Als die Erste Bank Eishockey Liga nach dem wirtschaftlich bedingten Ausstieg des HC Innsbruck im Sommer 2009 durch Medveščak Zagreb ergänzt wurde, herrschte vielerorts große Skepsis ob der Konkurrenzfähigkeit des Teams aus dem Eishockey-Entwicklungsland Kroatien. Drei Jahre später ist davon nichts mehr zu spüren, längst haben sich die Bären als der deutlich stärkste der internationalen Klubs in der Liga etabliert und über 48 Prozent ihrer bisherigen 183 EBEL-Spiele gewonnen.

Möglich gemacht hat dies einerseits die sehr liberale Handhabung in Staatsbürgerschaftsfragen, gleich 21 (meist nordamerikanische) Spieler mit kroatischen Wurzeln wurden eingesetzt, ohne dass sie das Punktekontingent des Klubs mit den für Importspieler üblichen vier Zählern belasteten. Neben dem so komponierten, sehr starken Kader ist die Kreativität und der Ideenreichtum in der Öffentlichkeitsarbeit Medveščaks zweiter großer Trumpf: Die Spieler lachen von unzähligen Plakat- und Videowänden in Kroatiens Hauptstadt, den Verantwortlichen gelang es, die anfängliche Neugierde der sportinteressierten Bevölkerung zu konservieren und in nachhaltige Begeisterung umzumünzen.

Zuschauerboom

Im Grunddurchgang der abgelaufenen Saison konnten die Bären pro Heimspiel im Schnitt 8.835 Fans begrüßen, ein in der Erste Bank Eishockey Liga bisher unerreichter Wert und europaweit der zwölfthöchste Publikumszuspruch. Mitverantwortlich für diesen Boom sind nicht nur die sportlichen Leistungen der Mannschaft, Medveščak hat es auch besser als jeder andere Klub der Liga verstanden, Eishockey als massenwirksames Event zu verkaufen. Gleich sieben Spiele der Saison 2011/12 wurden in Zagrebs großer Multifunktionshalle (Fassungsvermögen: 15.200 Zuschauer) ausgetragen, das "Arena Ice Fever" mit einer Auslastung von 99,3 Prozent zum großen Erfolg. Im Feber absolvierten die Bären im Rahmen des "Šalata Winter Classic" zudem zwei ihrer Heimspiele unter freiem Himmel.
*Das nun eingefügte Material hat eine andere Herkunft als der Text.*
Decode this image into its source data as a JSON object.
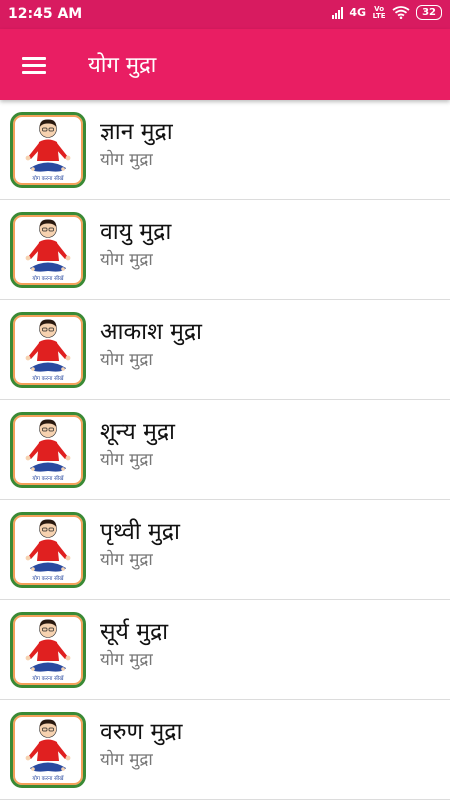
{
  "status": {
    "time": "12:45 AM",
    "network": "4G",
    "volte": "Vo LTE",
    "battery": "32"
  },
  "appbar": {
    "title": "योग मुद्रा",
    "menu_icon": "hamburger-menu-icon"
  },
  "items": [
    {
      "title": "ज्ञान मुद्रा",
      "subtitle": "योग मुद्रा",
      "badge": "योग करना सीखें"
    },
    {
      "title": "वायु मुद्रा",
      "subtitle": "योग मुद्रा",
      "badge": "योग करना सीखें"
    },
    {
      "title": "आकाश मुद्रा",
      "subtitle": "योग मुद्रा",
      "badge": "योग करना सीखें"
    },
    {
      "title": "शून्य मुद्रा",
      "subtitle": "योग मुद्रा",
      "badge": "योग करना सीखें"
    },
    {
      "title": "पृथ्वी मुद्रा",
      "subtitle": "योग मुद्रा",
      "badge": "योग करना सीखें"
    },
    {
      "title": "सूर्य मुद्रा",
      "subtitle": "योग मुद्रा",
      "badge": "योग करना सीखें"
    },
    {
      "title": "वरुण मुद्रा",
      "subtitle": "योग मुद्रा",
      "badge": "योग करना सीखें"
    }
  ],
  "colors": {
    "statusbar": "#d81b60",
    "appbar": "#e91e63",
    "frame": "#3a8a35",
    "figure_shirt": "#e02020",
    "figure_pants": "#2a4aa0"
  }
}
Eishockey im mediterranen Amphitheater

In der kommenden Spielzeit geht Medveščak noch einen Schritt weiter und verlegt die Partien gegen Olimpija Ljubljana und die Vienna Capitals in die Hafenstadt Pula an der Adria. Gespielt wird im antiken Amphitheater, einem der besterhaltenen der Welt, das auf eine fast 2000-jährige Geschichte zurückblicken kann und wie die gesamte Altstadt Pulas von der UNESCO zum Weltkulturerbe erklärt wurde.
In der ehemaligen Gladiatorenarena werden den beiden Eishockeyspielen am 14. und 16. September jeweils knapp über 7.000 Fans beiwohnen können, ob der Einzigartigkeit des Events darf jedoch mit weltweitem medialen Echo und entsprechend positiven Imageeffekten für den Klub und auch die Liga gerechnet werden.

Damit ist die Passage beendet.